General Mills, like other low-performing companies, blames Oxfam’s methodology for its poor scores.

“We do feel our efforts merit a stronger score,” the company’s spokesperson said.

“General Mills is strongly focused on sustainability,” a spokesperson for the company said in a statement to CNN.

“We regularly report our progress in our annual Global Responsibility Report. Our report tends not to mirror the Oxfam scorecard, and because the scorecard is based only on publicly available information, that may be a key factor in their ranking,” the statement said.

Oxfam's brands ranking

Oxfam’s brands ranking

  • 1 Nestle: 45/70
    2 Unilever: 44/70
    3 Coca-Cola: 38/70
    4 Mondelez: 23/70
    4 PepsiCo: 23/70
    6 Danone: 22/70
    6 Mars: 22/70
    8 Kellogg’s: 20/70
    9 Associated British Foods: 19/70
    10 General Mills: 15/70
  • Source:

    Associated British Food, the brand behind Jordans cereals and global tea business Twinings, improved its score slightly compared to last year when it finished last – but in this year’s report, Oxfam still highlights its lack of ethical sourcing policies.

    “In reality, the group’s policies are much, much more effective than Oxfam gives it credit for,” a spokesperson for ABF, which finished second to last, told CNN.

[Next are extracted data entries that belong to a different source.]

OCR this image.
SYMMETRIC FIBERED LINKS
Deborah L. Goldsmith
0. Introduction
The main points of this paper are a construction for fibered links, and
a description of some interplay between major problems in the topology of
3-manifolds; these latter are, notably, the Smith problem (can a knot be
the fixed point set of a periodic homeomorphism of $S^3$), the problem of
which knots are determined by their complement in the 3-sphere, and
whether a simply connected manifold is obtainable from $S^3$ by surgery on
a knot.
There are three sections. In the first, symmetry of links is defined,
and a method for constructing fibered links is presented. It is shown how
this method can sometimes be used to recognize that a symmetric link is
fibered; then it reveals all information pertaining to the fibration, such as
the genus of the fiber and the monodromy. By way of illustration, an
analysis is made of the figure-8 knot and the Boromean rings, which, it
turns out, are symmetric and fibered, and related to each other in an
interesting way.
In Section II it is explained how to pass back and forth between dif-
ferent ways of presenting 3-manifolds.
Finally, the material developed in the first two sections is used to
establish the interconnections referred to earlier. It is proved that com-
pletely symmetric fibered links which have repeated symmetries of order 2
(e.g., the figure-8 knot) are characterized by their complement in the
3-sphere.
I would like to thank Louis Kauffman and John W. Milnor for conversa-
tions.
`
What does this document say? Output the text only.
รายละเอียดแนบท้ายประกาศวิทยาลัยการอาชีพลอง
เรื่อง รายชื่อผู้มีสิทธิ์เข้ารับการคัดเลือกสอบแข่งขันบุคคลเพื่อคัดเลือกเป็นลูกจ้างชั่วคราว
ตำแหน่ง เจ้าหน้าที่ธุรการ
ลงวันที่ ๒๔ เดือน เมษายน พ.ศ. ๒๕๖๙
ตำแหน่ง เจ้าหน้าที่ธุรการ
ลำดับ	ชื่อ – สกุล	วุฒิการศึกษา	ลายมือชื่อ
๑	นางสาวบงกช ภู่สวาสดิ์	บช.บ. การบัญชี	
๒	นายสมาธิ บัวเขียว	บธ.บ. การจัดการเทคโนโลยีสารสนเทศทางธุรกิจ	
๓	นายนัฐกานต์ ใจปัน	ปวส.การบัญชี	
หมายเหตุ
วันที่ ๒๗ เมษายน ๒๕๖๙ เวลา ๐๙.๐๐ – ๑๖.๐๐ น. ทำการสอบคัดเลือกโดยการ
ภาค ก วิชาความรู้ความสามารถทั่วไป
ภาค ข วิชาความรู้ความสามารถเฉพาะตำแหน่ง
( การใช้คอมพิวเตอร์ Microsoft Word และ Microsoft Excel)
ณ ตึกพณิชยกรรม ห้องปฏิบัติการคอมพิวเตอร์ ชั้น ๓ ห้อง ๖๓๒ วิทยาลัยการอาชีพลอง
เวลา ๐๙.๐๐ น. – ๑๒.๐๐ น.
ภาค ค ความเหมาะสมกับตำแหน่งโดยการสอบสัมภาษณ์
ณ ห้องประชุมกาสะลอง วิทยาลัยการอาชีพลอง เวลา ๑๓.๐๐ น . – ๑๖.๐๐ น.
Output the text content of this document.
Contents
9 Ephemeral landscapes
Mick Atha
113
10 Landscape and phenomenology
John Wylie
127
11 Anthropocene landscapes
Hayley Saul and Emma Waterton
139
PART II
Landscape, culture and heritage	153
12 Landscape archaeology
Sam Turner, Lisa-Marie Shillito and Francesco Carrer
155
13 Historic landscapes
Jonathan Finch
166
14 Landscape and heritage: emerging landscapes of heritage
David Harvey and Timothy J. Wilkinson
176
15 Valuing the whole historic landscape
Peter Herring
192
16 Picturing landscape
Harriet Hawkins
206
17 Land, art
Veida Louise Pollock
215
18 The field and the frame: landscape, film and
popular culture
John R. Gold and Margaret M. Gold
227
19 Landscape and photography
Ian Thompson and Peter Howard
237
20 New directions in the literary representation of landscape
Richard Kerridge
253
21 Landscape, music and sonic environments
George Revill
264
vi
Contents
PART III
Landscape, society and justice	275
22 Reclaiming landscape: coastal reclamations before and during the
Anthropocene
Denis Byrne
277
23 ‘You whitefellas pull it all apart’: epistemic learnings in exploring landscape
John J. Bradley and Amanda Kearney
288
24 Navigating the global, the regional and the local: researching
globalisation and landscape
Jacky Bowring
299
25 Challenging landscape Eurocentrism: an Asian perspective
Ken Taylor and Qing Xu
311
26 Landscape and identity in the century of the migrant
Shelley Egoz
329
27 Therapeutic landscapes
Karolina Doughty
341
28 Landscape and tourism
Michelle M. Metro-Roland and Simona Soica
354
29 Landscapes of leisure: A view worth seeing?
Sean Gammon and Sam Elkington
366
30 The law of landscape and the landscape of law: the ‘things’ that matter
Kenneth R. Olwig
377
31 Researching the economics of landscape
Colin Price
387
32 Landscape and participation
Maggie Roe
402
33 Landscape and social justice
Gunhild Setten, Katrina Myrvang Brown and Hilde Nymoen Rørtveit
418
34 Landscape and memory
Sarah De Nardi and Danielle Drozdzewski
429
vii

    “At ABF, we believe we have policies and practices in place to deliver a genuinely effective corporate responsibility strategy,” ABF said in a statement.

    At the other end of the spectrum are the companies Oxfam praises for their drive to change their sourcing attitudes.

    “Nestle, Unilever and Coca-Cola have joined a race to the top on policies that help address issues like hunger, poverty, women’s rights, land grabs and climate change in their supply chains,” the report said.

    Nestle scored the highest marks on the issues of climate change and water usage, while Coca-Cola came top of the table at supporting women’s rights.

    Unilever, the owner of Ben & Jerry’s and Lipton got thumbs up from Oxfam for their support of small-scale farmers.

    But Oxfam says even the top-ranking companies still have a long way to go.

    “It will take time for them to reverse a 100-year history of relying on cheap land and labor to make mass products at huge profits but at high social and environmental costs. The race to the top is under way and there are clear leaders and laggards,” Byanyima added.